Their honors: Griffiths in eponymous board room.

Their honors: Griffiths in eponymous board room. Shena Sanchez

After a forty-year career at Duke, William Griffith '50 remains a fixture of campus life. The retired vice president for student affairs and his wife, Carol Topham Griffith R.N. '52, both remain active with the Duke and Durham communities.

In January, the couple attended a ceremony to honor the newly renovated Griffith Board Room, a student meeting space in the Bryan Center that was originally dedicated in 1982. The occasion highlighted the William J. and Carol T. Griffith Endowment and the student programs that the endowment has supported.

The list is impressive: The Center for Race Relations, the Graduate and Professional Student Council, Springternational, the Arts Theme House, the Duke Photo Group, and a host of other education- and service-based student groups have benefited from Griffith Endowment funding.

Griffith set the course for the Duke Artists Series and helped forge a national organization for college arts administrators, the National Association of College and University Concert Managers.

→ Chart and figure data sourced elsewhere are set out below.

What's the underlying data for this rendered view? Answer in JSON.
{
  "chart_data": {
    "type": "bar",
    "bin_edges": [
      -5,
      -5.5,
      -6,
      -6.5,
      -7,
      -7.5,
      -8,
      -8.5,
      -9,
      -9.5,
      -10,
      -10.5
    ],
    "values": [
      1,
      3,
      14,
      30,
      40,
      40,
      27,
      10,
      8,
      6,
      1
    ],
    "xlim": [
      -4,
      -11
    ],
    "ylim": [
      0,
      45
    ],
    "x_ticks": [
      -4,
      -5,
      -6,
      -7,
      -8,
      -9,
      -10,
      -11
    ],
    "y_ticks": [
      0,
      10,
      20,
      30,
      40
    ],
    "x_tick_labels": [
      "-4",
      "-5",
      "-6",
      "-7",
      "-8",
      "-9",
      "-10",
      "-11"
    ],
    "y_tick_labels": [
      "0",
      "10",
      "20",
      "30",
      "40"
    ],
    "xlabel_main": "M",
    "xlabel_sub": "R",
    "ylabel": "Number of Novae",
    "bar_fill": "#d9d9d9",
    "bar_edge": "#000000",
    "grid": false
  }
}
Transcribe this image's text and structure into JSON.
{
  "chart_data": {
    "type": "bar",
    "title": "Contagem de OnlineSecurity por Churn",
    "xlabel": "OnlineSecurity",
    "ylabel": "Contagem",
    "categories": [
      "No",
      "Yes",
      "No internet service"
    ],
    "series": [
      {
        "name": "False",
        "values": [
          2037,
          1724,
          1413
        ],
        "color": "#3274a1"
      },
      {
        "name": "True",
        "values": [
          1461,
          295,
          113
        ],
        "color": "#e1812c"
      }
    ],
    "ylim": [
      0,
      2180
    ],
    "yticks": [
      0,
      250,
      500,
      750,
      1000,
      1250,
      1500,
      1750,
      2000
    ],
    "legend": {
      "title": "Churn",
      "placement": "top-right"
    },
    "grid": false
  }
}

He sparked the creation of the Duke Student Union and helped shape it as a national model for cultivating student leadership. Griffith also had a hand in shaping the Duke Student Government, Project WILD, the Community Service Center, the Women's Center, the Black Student Alliance, the Career Development Center, Counseling and Psychological Services, the Publications Board, and many other successful student efforts. In 1992, an award was renamed the William J. Griffith University Service Award  in his honor; it recognizes a select number of graduating students whose contributions to the Duke and larger communities have had a significant impact on the university.

After retiring, Griffith founded and chaired Duke University Retiree Outreach, an organization that engages retirees with local service activities. True to his character, at the rededication ceremony, he said that "the whole university becomes a better place, becomes a greater university because of all of you—students, faculty, administrators—and I'm going to stay around for a long time. I've got to see what's going to happen next."